Венеция притягательна. Своей уникальностью. Мой друг художник боготворит Венецию, видит в ней живительный, ни с чем не сравнимый родник вдохновения.
В ветшающих дворцах, осыпающейся штукатурке, выветриваемых кирпичах действительно есть какая-то поэзия - одновременно и кокетства, и потёртости. Как в модных джинсах с нарочито драными коленями.
Дворцы и каналы, дома, обступившие изъезженные натруженные водные рукава - всё это действительно неповторимо. Тесная группа стрельчатых окон на фасаде - узнаваемый фирменный стиль. Разнообразие масок в витринах обещает праздник и загадку.

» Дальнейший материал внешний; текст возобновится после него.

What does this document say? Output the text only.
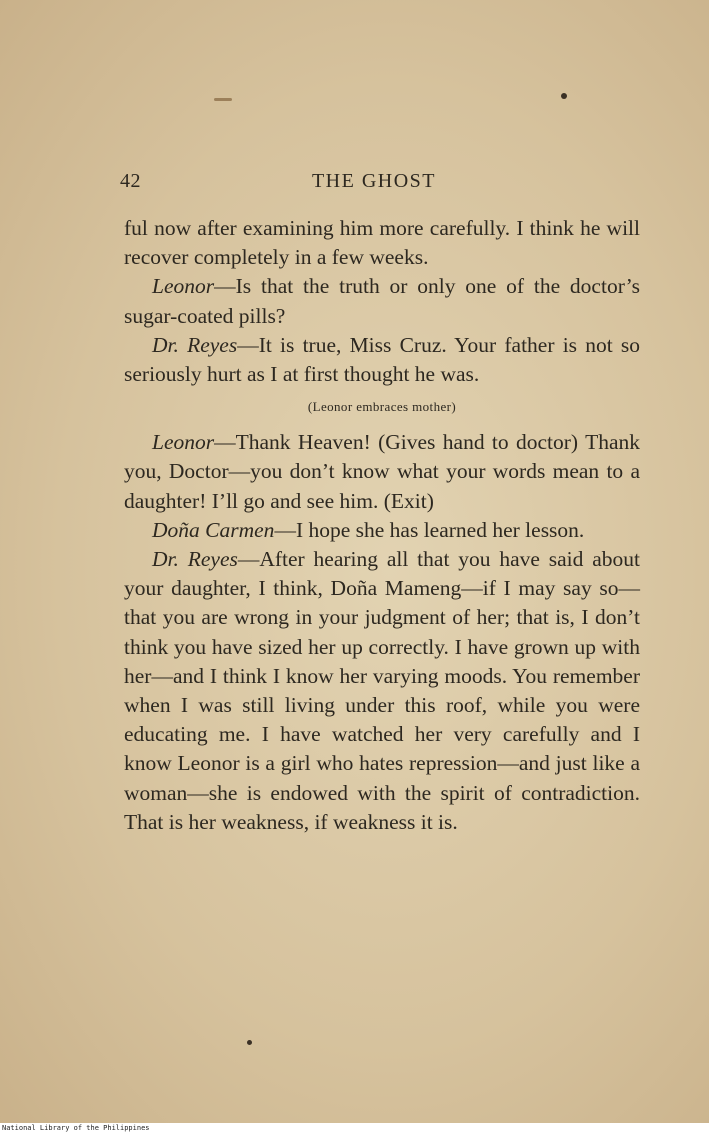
42	THE GHOST

ful now after examining him more carefully. I think he will recover completely in a few weeks.

Leonor—Is that the truth or only one of the doctor’s sugar-coated pills?

Dr. Reyes—It is true, Miss Cruz. Your father is not so seriously hurt as I at first thought he was.

(Leonor embraces mother)

Leonor—Thank Heaven! (Gives hand to doctor) Thank you, Doctor—you don’t know what your words mean to a daughter! I’ll go and see him. (Exit)

Doña Carmen—I hope she has learned her lesson.

Dr. Reyes—After hearing all that you have said about your daughter, I think, Doña Mameng—if I may say so—that you are wrong in your judgment of her; that is, I don’t think you have sized her up correctly. I have grown up with her—and I think I know her varying moods. You remember when I was still living under this roof, while you were educating me. I have watched her very carefully and I know Leonor is a girl who hates repression—and just like a woman—she is endowed with the spirit of contradiction. That is her weakness, if weakness it is.

National Library of the Philippines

Но я хожу в потеющей толпе под палящим солнцем и остро чувствую, что город-то был создан для другого. Многие столетия эти улицы, эти каналы разогревала совсем другая кровь, другие пружины приводили в движение городскую жизнь.
Могущественная республика ворочала огромными деньгами, сталкивалась интересами с другими сильными игроками, отчего вспыхивали войны в разных краях. По гранитным набережным столицы ходили богатые купцы-тяжеловесы, командоры флотилий, хитроумные политики. За стенами домов плелись интриги и кипели страсти. Кто-то рвался наверх, кого-то оттирали в сторону. В балах и карнавалах бился частый пульс живого города - составлялись партии, заводились знакомства, затевались сделки.
Нынешний турист об этом мало задумывается. Ему кажется, что, вот, есть каналы, есть горбатые мостики - всё на месте, я в Венеции.
А между тем это совсем другой город. Конечно, в нём никогда не было столько людей. Он выглядит оживлённым, может, даже более оживлённым, чем раньше. Но всё это пустое суматошное оживление наносной пены. Приливы и отливы пришлой толпы, чужой этим стенам, мостикам и набережным. Периодически море наступает и подтапливает город, но гораздо заметней он наводнён людьми. Сложную паутину внутренних связей заменила однородная в своей пестроте волна праздного люда. Бегло скользит она взглядами по опустевшим домам, в старческом полусне забывающим своё былое великолепие.
Венеция сегодня - пустая скорлупа самой себя бывшей когда-то. Город потерял свою функциональность. То есть, взамен старой он приобрёл некую новую. Но эта новая - музейная, во многом бутафорская. Театральная декорация снятой с репертуара постановки. Населённая рабочими сцены, буфетчиками и половыми, нужными для поддержания фанерной конструкции в более или менее пристойном виде, годном для показа любопытствующим экскурсантам.
Видно, что совсем не те тут уже крутятся деньги. Думаю, богатый купец, бизнес-магнат середины прошлого тысячелетия или какой-нибудь значительный вельможа не допустил бы, чтобы его дом имел пошарпанный вид с рассохшимися ставнями на окнах, облупившейся краской и крошащимся кирпичом.
Для туристов это привычно - для них весь мир - театральная декорация. И, наверное, большинство не чувствует диссонанса. Есть много древностей на свете. Какие-нибудь руины трескаются и рассыпаются, устало признав, что их время давно утекло. А Венеция, вроде бы претендует на живость, на неувядаемость, на вечную оригинальность.
Туризм - относительно новое явление. Люди стали подвижны, носятся за впечатлениями по всему шарику, заполняют праздной толпой улицы всех чем-то мало-мальски знаменитых городов. Но есть города, где под слоем туристической пены циркулирует активная жизнь, куётся политика, делаются дела. Продолжают жить собственной, особой от туристов жизнью Лондон, Париж, Нью-Йорк.
А Венеция от этого всего свободна - только гондолы, только фонарики, замшелые сваи, жёлто-красные флаги со львами. Милая старушечья красота увядания. Ей можно было бы проникнуться и даже насладиться. Если бы не толпа.